“Did you find anything?”
“They’re staying at the Silver Eel Inn.” Even though my eyes have adjusted to the forest’s canopy of darkness, when he moves back, it’s hard to see him clearly.
“What are they doing? When are they leaving?”
“I overheard mention of an ambush a few days ago. Half a troop of Shaerdanian men were slaughtered. From what I gathered, the chief judge and inner court have issued a call to all soldiers to report to their patrols. Since Omar is posing as a soldier, he won’t be able to sit still at the Silver Eel for long. Not without drawing suspicion.”
“But we don’t know how long they’ll risk staying in town. Surely they’re counting on the bounty to entice someone to talk.” At the thought of Captain Omar finding us again, my back itches, remembering the bite of the whip. “You really think they’ll be pressured into leaving?”
“I do.”
“You thought we were safe in Padrin,” I tell him.
He blows out a breath. “I thought we could trust Kendrick. Though I don’t fault him for what he did. He was thinking of his family. I cannot say I wouldn’t be tempted to do the same if I believed it was the only option. I suppose then you’re right to worry; the right incentive can turn any man into a liar.”
I think of my motivation in agreeing to hunt down Cohen and turn him over to the guards. And shame sneaks up on me at the thought. Motivation is a dangerous tool.
“Where should we camp?” I ask, needing a change of subject.”
I glance up to where the trees have parted way to the stars and draw in a steadying breath. I haven’t been alone with him since the kiss by the well, and I’m not sure how to broach the subject of what happened between us, so I gesture for him to lead the way.
We hike farther into the woods, where Siron meets us. I nearly jump when he passes; he’s an ink blot on black parchment. We travel until we can safely light a small campfire and no one will see it from the road.
The forest floor is thick with soft ferns that will make a good bed pad. While I’m flattening some ferns for myself, Cohen drops down next to me and works on his own spot. After he’s done, he pulls a small loaf of bread from his satchel, breaks it into pieces, and hands one to me.
As we eat, the silence grows barbs and claws, scratching away the easiness between us. It makes me long for the time when we used to be able to sit together in comfortable quietness.
“Britt.” The soft sound of my name on his lips brings goose bumps to my flesh. “About last night . . .”
I open my mouth. Close it. Open it, ready to give him an excuse for why it happened, but change my mind because, regardless of what I thought earlier, I very much want it to happen again.
“I shouldn’t have kissed you.”
Oh.
Never have I been more grateful for the darkness and shadows that cover us, for it cloaks the humiliation burning across my face. It masks the swift pain that burns in my eyes. I press my lips together.
I shouldn’t have kissed you. His words sweep any notions I might’ve had about him, or us, and push them to the furthest, unreachable corner of my mind.
Foolish, foolish heart.
“I’m glad you said something,” I say lightly, hoping to sound relieved, and praying he cannot hear the strain in my act. “I don’t even know what I was thinking. It was an exhausting day, and I wasn’t of sound mind.”

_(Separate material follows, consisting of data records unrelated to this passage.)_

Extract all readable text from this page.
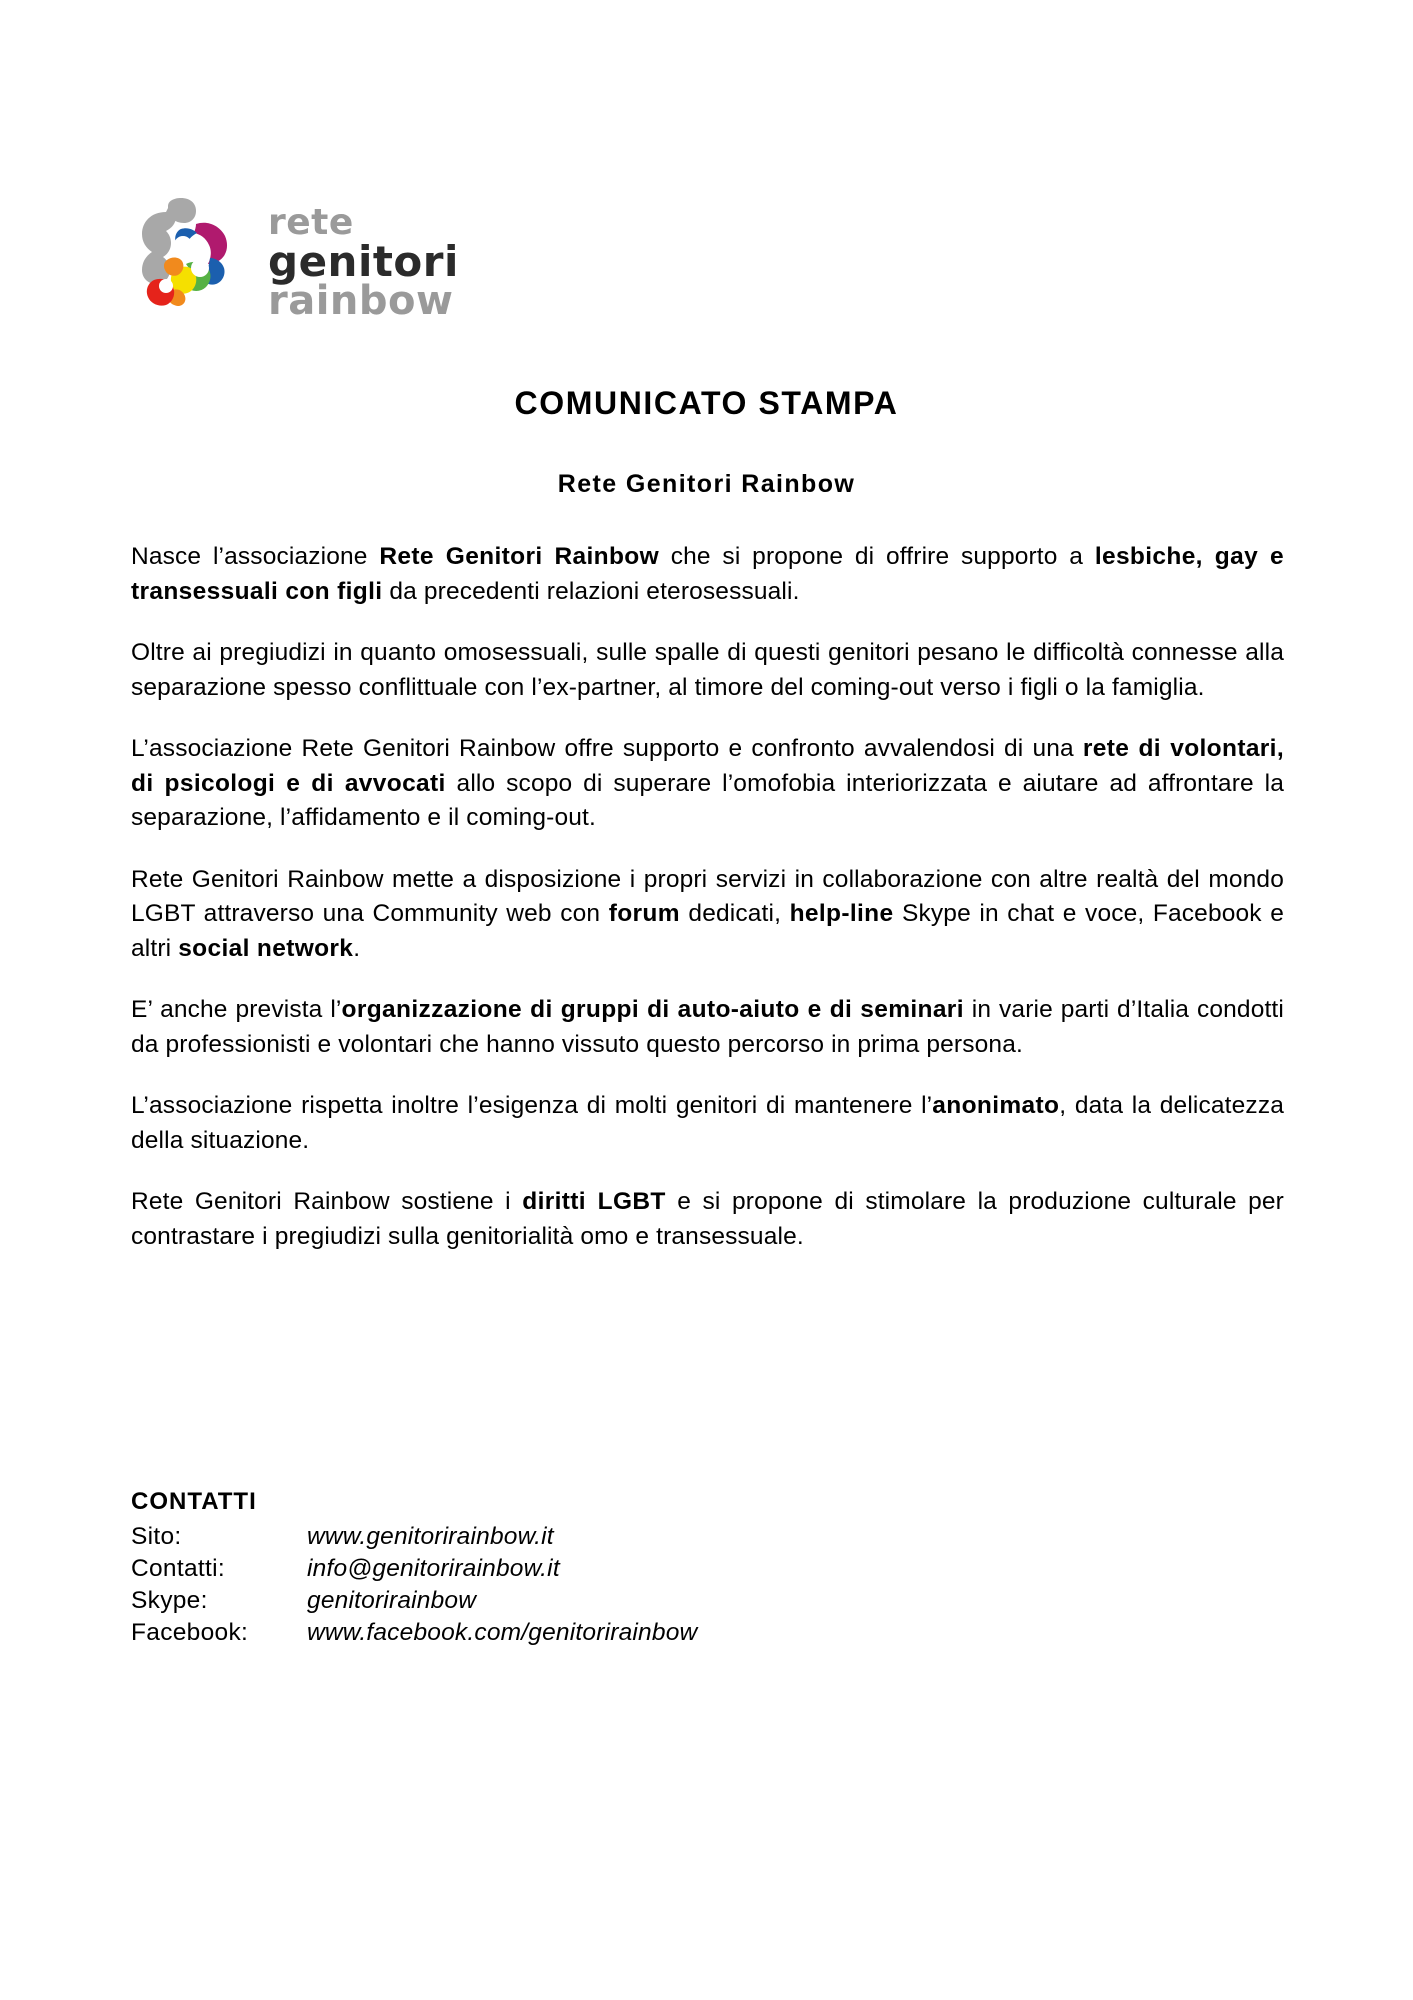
rete
genitori
rainbow
COMUNICATO STAMPA
Rete Genitori Rainbow

Nasce l’associazione Rete Genitori Rainbow che si propone di offrire supporto a lesbiche, gay e transessuali con figli da precedenti relazioni eterosessuali.

Oltre ai pregiudizi in quanto omosessuali, sulle spalle di questi genitori pesano le difficoltà connesse alla separazione spesso conflittuale con l’ex-partner, al timore del coming-out verso i figli o la famiglia.

L’associazione Rete Genitori Rainbow offre supporto e confronto avvalendosi di una rete di volontari, di psicologi e di avvocati allo scopo di superare l’omofobia interiorizzata e aiutare ad affrontare la separazione, l’affidamento e il coming-out.

Rete Genitori Rainbow mette a disposizione i propri servizi in collaborazione con altre realtà del mondo LGBT attraverso una Community web con forum dedicati, help-line Skype in chat e voce, Facebook e altri social network.

E’ anche prevista l’organizzazione di gruppi di auto-aiuto e di seminari in varie parti d’Italia condotti da professionisti e volontari che hanno vissuto questo percorso in prima persona.

L’associazione rispetta inoltre l’esigenza di molti genitori di mantenere l’anonimato, data la delicatezza della situazione.

Rete Genitori Rainbow sostiene i diritti LGBT e si propone di stimolare la produzione culturale per contrastare i pregiudizi sulla genitorialità omo e transessuale.

CONTATTI
Sito:	www.genitorirainbow.it
Contatti:	info@genitorirainbow.it
Skype:	genitorirainbow
Facebook:	www.facebook.com/genitorirainbow
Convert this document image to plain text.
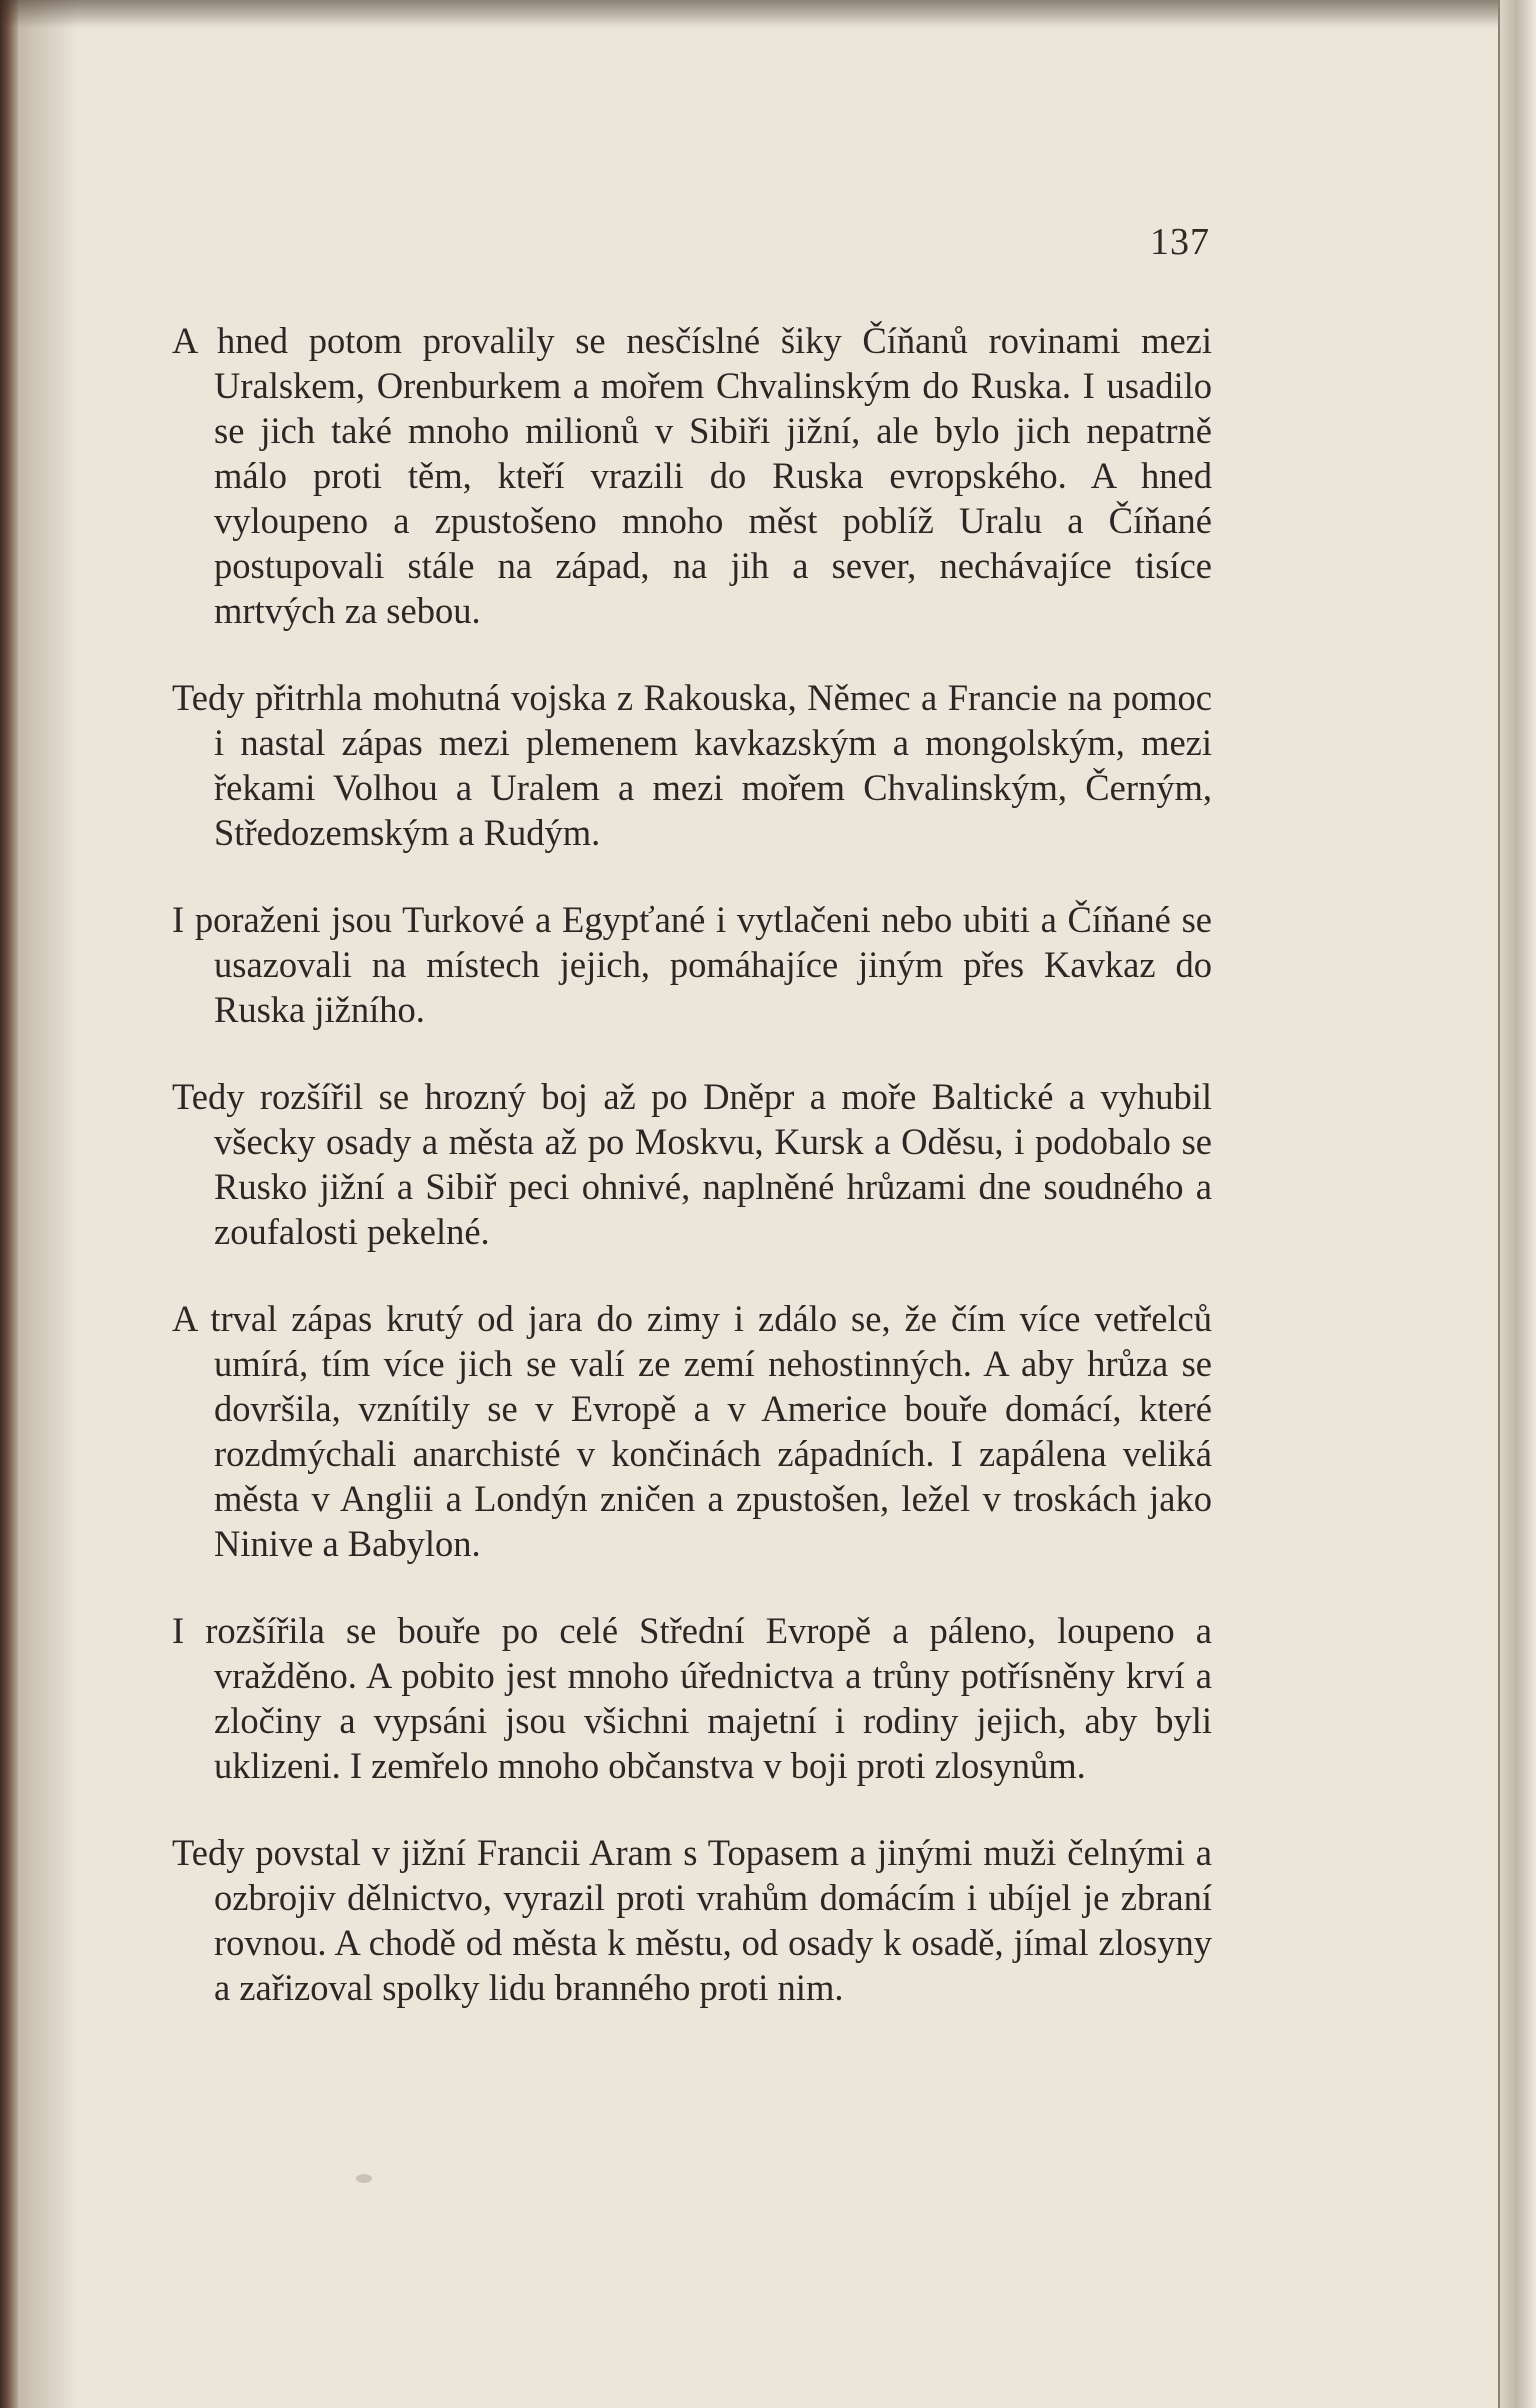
137

A hned potom provalily se nesčíslné šiky Číňanů rovinami mezi Uralskem, Orenburkem a mořem Chvalinským do Ruska. I usadilo se jich také mnoho milionů v Sibiři jižní, ale bylo jich nepatrně málo proti těm, kteří vrazili do Ruska evropského. A hned vyloupeno a zpustošeno mnoho měst poblíž Uralu a Číňané postupovali stále na západ, na jih a sever, nechávajíce tisíce mrtvých za sebou.

Tedy přitrhla mohutná vojska z Rakouska, Němec a Francie na pomoc i nastal zápas mezi plemenem kavkazským a mongolským, mezi řekami Volhou a Uralem a mezi mořem Chvalinským, Černým, Středozemským a Rudým.

I poraženi jsou Turkové a Egypťané i vytlačeni nebo ubiti a Číňané se usazovali na místech jejich, pomáhajíce jiným přes Kavkaz do Ruska jižního.

Tedy rozšířil se hrozný boj až po Dněpr a moře Baltické a vyhubil všecky osady a města až po Moskvu, Kursk a Oděsu, i podobalo se Rusko jižní a Sibiř peci ohnivé, naplněné hrůzami dne soudného a zoufalosti pekelné.

A trval zápas krutý od jara do zimy i zdálo se, že čím více vetřelců umírá, tím více jich se valí ze zemí nehostinných. A aby hrůza se dovršila, vznítily se v Evropě a v Americe bouře domácí, které rozdmýchali anarchisté v končinách západních. I zapálena veliká města v Anglii a Londýn zničen a zpustošen, ležel v troskách jako Ninive a Babylon.

I rozšířila se bouře po celé Střední Evropě a páleno, loupeno a vražděno. A pobito jest mnoho úřednictva a trůny potřísněny krví a zločiny a vypsáni jsou všichni majetní i rodiny jejich, aby byli uklizeni. I zemřelo mnoho občanstva v boji proti zlosynům.

Tedy povstal v jižní Francii Aram s Topasem a jinými muži čelnými a ozbrojiv dělnictvo, vyrazil proti vrahům domácím i ubíjel je zbraní rovnou. A chodě od města k městu, od osady k osadě, jímal zlosyny a zařizoval spolky lidu branného proti nim.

“Right.” He doesn’t say anything for a long moment.
“Yeah, I’m glad we talked too,” he finally adds. His confirmation cracks my chest and makes me feel like I’m shattering into a million misguided pieces.
Chapter
25
THE NEXT MORNING I’M WARM AND BLISSFULLY comfortable until I peel my eyes open and find myself curled into Cohen. Inwardly, I groan, frustrated to find us so close again and angered because his embrace feels so good. Boil him!
I remain still, working out a way to extract myself with minimal humiliation as dawn crawls across the forest floor, grayish light slipping between the shadows of the trees.
Cohen stirs. Yawns, but doesn’t wake.
Slowly, I shift out of his hold until I’m an arm span away. A breath sifts between his lips. I study the thick lashes on his cheek to check that he’s still asleep, and then I turn away, unable to suffer the sight of him because it slams me with a slicing dose of rejection.